Lebih lanjut, belum ada upaya sistematis untuk memahami mengapa pembayar zakat
memilih lembaga tertentu dalam membayar zakatnya (Mustafa et al, 2013). Hasan (2007)
melaporkan bahwa badan zakat non pemerintah lebih baik diterima oleh pembayar zakat di
bangladesh, serta Scoth (1985) menyatakan bahwa dimana petani padi dengan enggan membayar
badan zakat pemerintah pada waktu yang ditentukan karena takut tidak tepat dalam
mendistribusikan zakat (Mustafa et al, 2013).
Efisiensi ekonomi dideskripsikan sebagaimana baiknya sebuah sistem menghasilkan
output maksimal yang diinginkan dari pemasukan yang diberikan dan ketersediaan teknologi,
atau peningkatan efesiensi ketika lebih banyak output yang dihasilkan dengan jumlah input yang
sama/kurang (Wahab dan Rahman, 2011). Zakat untuk tujuan produktif lebih bermanfaat dari
pada konsumtif khususnya untuk tujuan pemberdayaan (Alim, 2015). Walaupun lembaga yang
banyak berinovasi tentang pemberdayaan dari zakat adalah lembaga zakat non pemerintah
seperti Dompet Dhuafa, Rumah Zakat, Lazismu, dan lain sebagainya.
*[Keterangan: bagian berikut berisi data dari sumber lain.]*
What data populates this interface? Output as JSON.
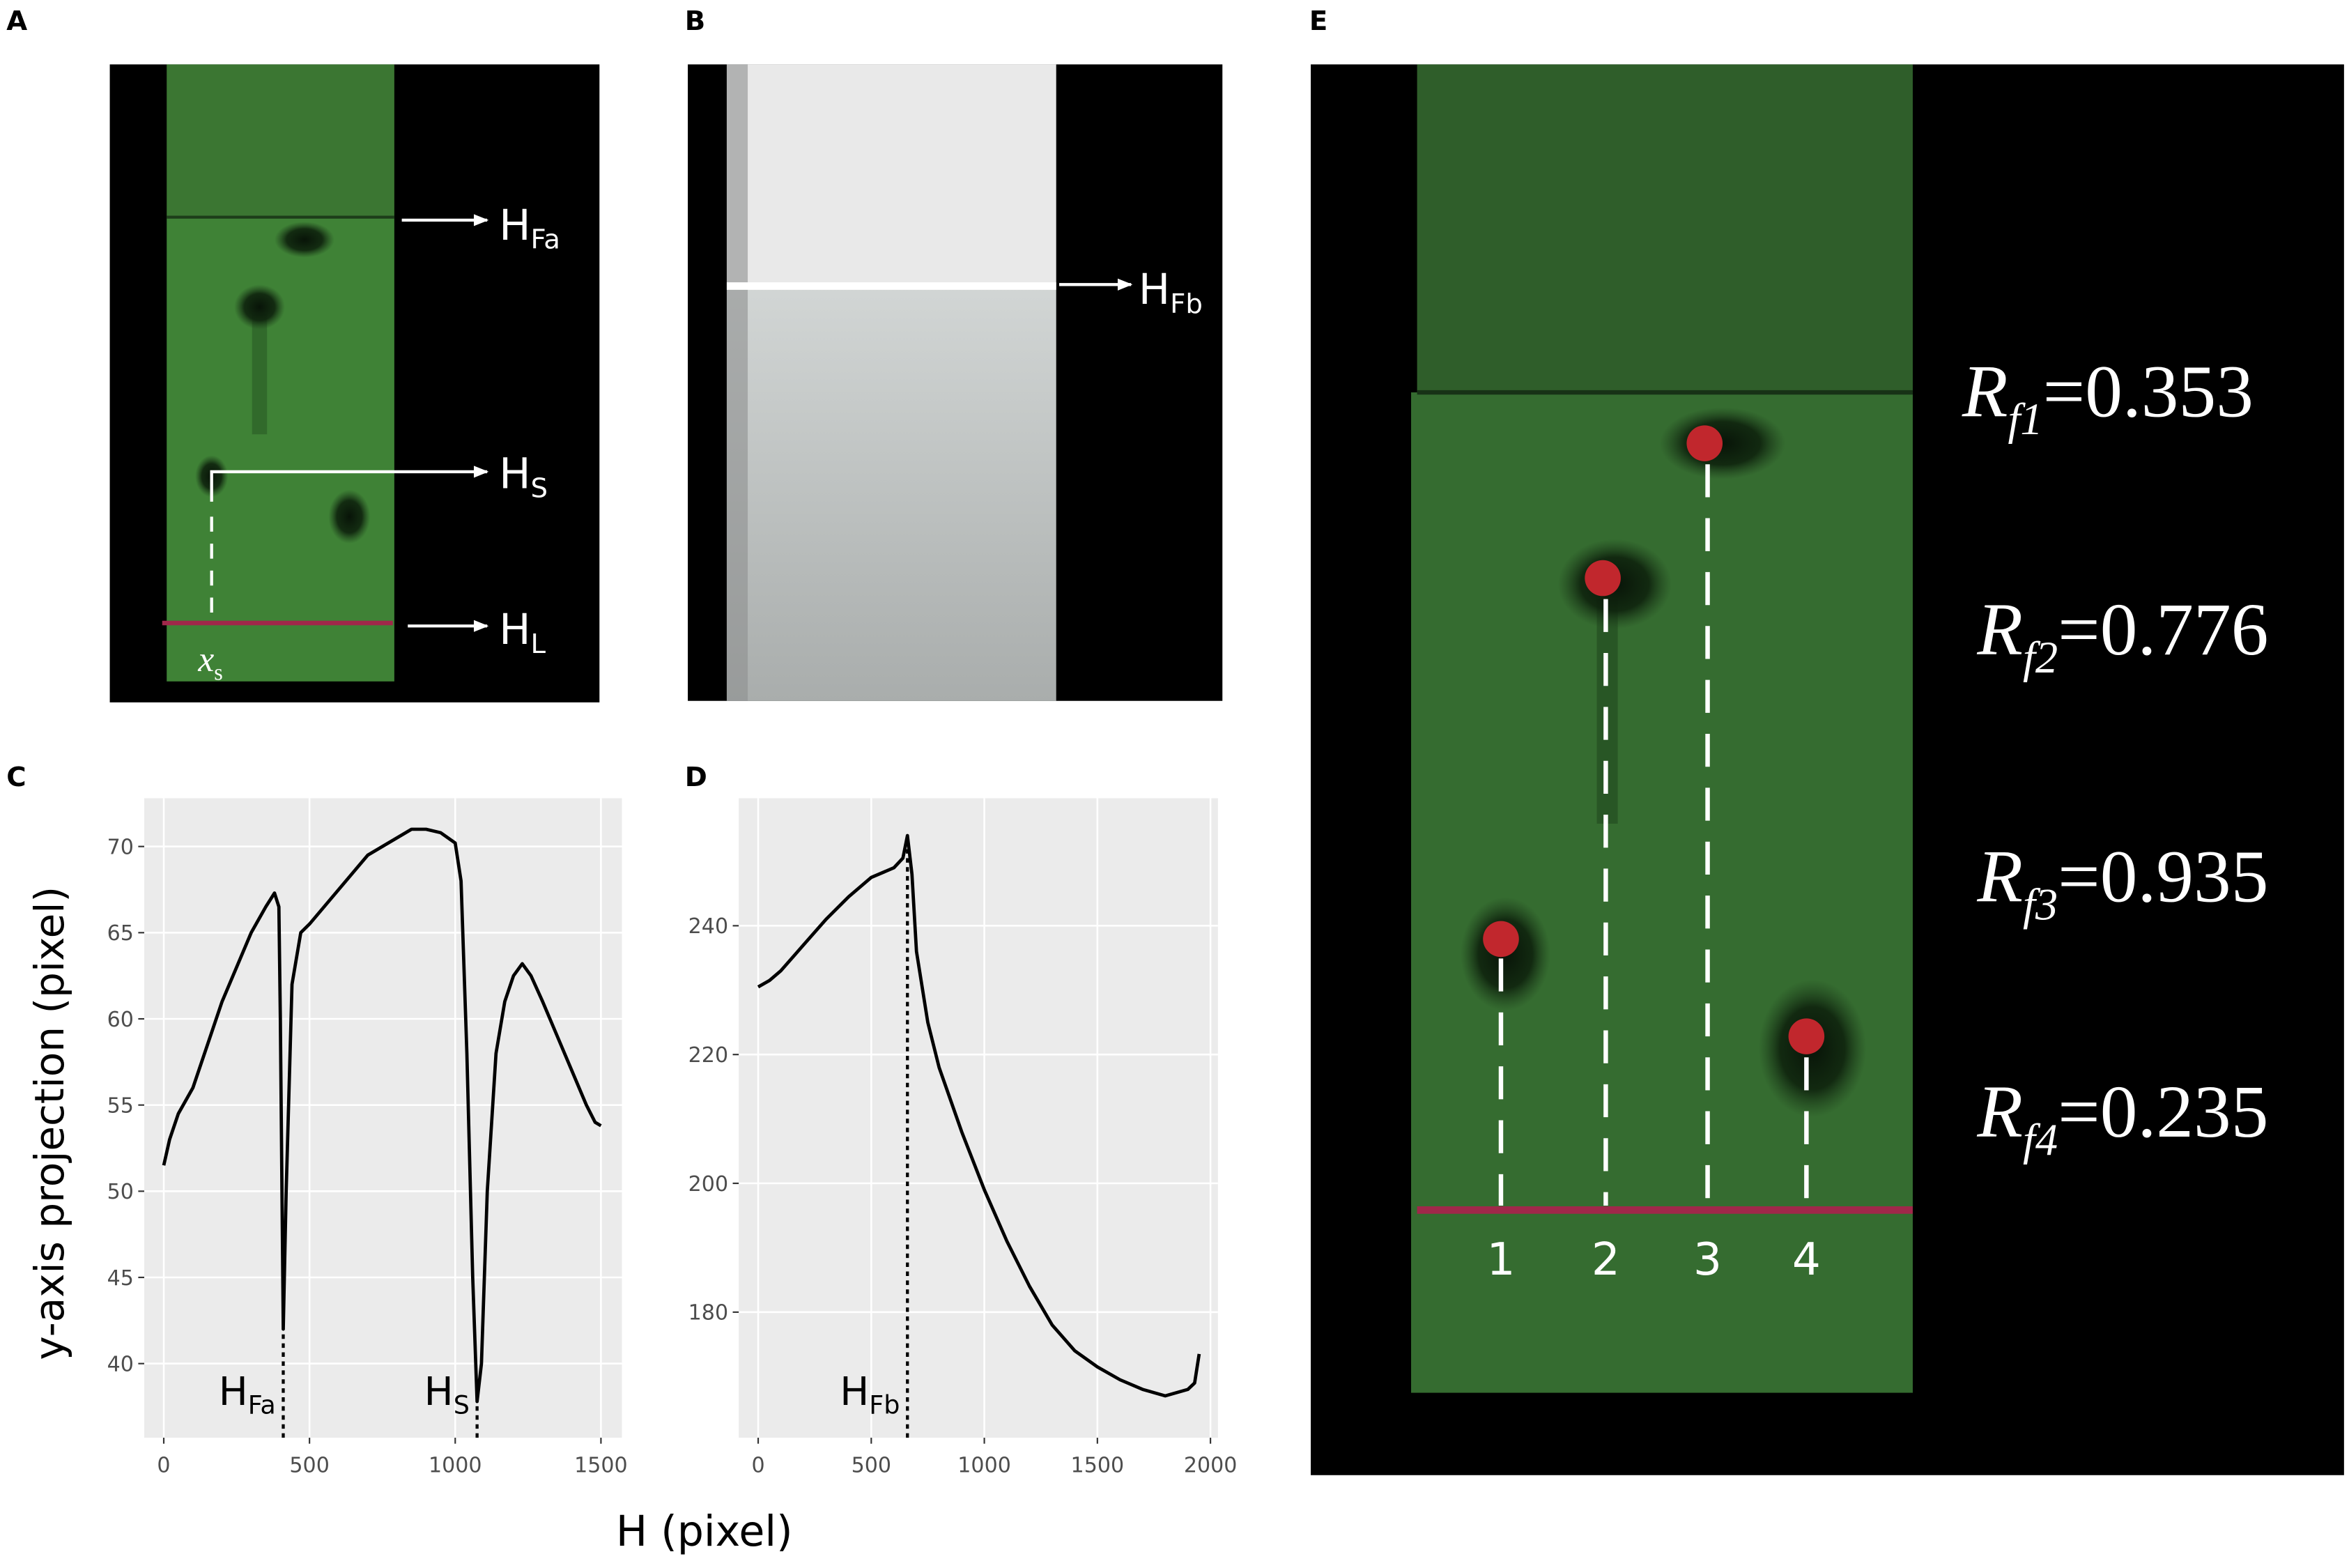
{
  "panel_labels": [
    "A",
    "B",
    "C",
    "D",
    "E"
  ],
  "photo_a": {
    "labels": [
      {
        "main": "H",
        "sub": "Fa"
      },
      {
        "main": "H",
        "sub": "S"
      },
      {
        "main": "H",
        "sub": "L"
      }
    ],
    "start_label": {
      "main": "x",
      "sub": "s"
    }
  },
  "photo_b": {
    "label": {
      "main": "H",
      "sub": "Fb"
    }
  },
  "photo_e": {
    "lanes": [
      "1",
      "2",
      "3",
      "4"
    ],
    "rf": [
      {
        "symbol": "R",
        "sub": "f1",
        "text": "=0.353"
      },
      {
        "symbol": "R",
        "sub": "f2",
        "text": "=0.776"
      },
      {
        "symbol": "R",
        "sub": "f3",
        "text": "=0.935"
      },
      {
        "symbol": "R",
        "sub": "f4",
        "text": "=0.235"
      }
    ]
  },
  "shared_axis_labels": {
    "y": "y-axis projection (pixel)",
    "x": "H (pixel)"
  },
  "chart_data": [
    {
      "type": "line",
      "color": "#000000",
      "x": [
        0,
        20,
        50,
        100,
        150,
        200,
        250,
        300,
        350,
        380,
        395,
        400,
        410,
        420,
        440,
        470,
        500,
        550,
        600,
        650,
        700,
        750,
        800,
        850,
        900,
        950,
        1000,
        1020,
        1040,
        1060,
        1075,
        1090,
        1110,
        1140,
        1170,
        1200,
        1230,
        1260,
        1300,
        1350,
        1400,
        1450,
        1480,
        1500
      ],
      "values": [
        51.5,
        53,
        54.5,
        56,
        58.5,
        61,
        63,
        65,
        66.5,
        67.3,
        66.5,
        60,
        42,
        50,
        62,
        65,
        65.5,
        66.5,
        67.5,
        68.5,
        69.5,
        70,
        70.5,
        71,
        71,
        70.8,
        70.2,
        68,
        58,
        45,
        37.8,
        40,
        50,
        58,
        61,
        62.5,
        63.2,
        62.5,
        61,
        59,
        57,
        55,
        54,
        53.8
      ],
      "xlim": [
        -67,
        1572
      ],
      "ylim": [
        35.7,
        72.8
      ],
      "xticks": [
        0,
        500,
        1000,
        1500
      ],
      "yticks": [
        40,
        45,
        50,
        55,
        60,
        65,
        70
      ],
      "grid": true,
      "annotations": [
        {
          "x": 410,
          "label": "H",
          "sub": "Fa"
        },
        {
          "x": 1075,
          "label": "H",
          "sub": "S"
        }
      ]
    },
    {
      "type": "line",
      "color": "#000000",
      "x": [
        0,
        50,
        100,
        200,
        300,
        400,
        500,
        600,
        640,
        660,
        680,
        700,
        750,
        800,
        900,
        1000,
        1100,
        1200,
        1300,
        1400,
        1500,
        1600,
        1700,
        1800,
        1900,
        1930,
        1950
      ],
      "values": [
        230.5,
        231.5,
        233,
        237,
        241,
        244.5,
        247.5,
        249,
        250.5,
        254,
        248,
        236,
        225,
        218,
        208,
        199,
        191,
        184,
        178,
        174,
        171.5,
        169.5,
        168,
        167,
        168,
        169,
        173.5
      ],
      "xlim": [
        -86,
        2033
      ],
      "ylim": [
        160.5,
        259.8
      ],
      "xticks": [
        0,
        500,
        1000,
        1500,
        2000
      ],
      "yticks": [
        180,
        200,
        220,
        240
      ],
      "grid": true,
      "annotations": [
        {
          "x": 660,
          "label": "H",
          "sub": "Fb"
        }
      ]
    }
  ]
}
Berkaitan dengan lembaga zakat di Indonesia, tidak ada studi empiris yang
mempublikasikan pengujian efesiensi lembaga zakat. Oleh karena itu, studi pengukuran ekonomi
yang relevan dan kuat dari pengumpulan dan distribusi zakat yang efisien adalah penting.
Evaluasi tingkat efisiensi lembaga sangat penting dalam meningkatkan operasi secara
keseluruhan dan pada gilirannya, dalam berkontribusi terhadap pencapaian tujuan sosial-
ekonomi islam.

Zakat dikenakan pada badan hukum merupakan fenomena kontemporer di negara-negara


islam yang mengadopsi sharia sebagai hukum negara. Walaupun indonesia belum menerapkan
hukum sharia seutuhnya karna indonesia menerapkan hukum konstitusional berdasarkan UUD
1945. Namun dalam yurisprudensi islam klasik, kewajiban membayar zakat dikenakan pada
setiap muslim yang merdeka (bebas), dewasa (baliqh), waras, dan memiliki kekayaan sama
dengan ambang batas minimum dari barang-barang yang dikenakan zakat melalui kepemilikan
yang sama sekali tidak terbebani (Alfitri, 2015).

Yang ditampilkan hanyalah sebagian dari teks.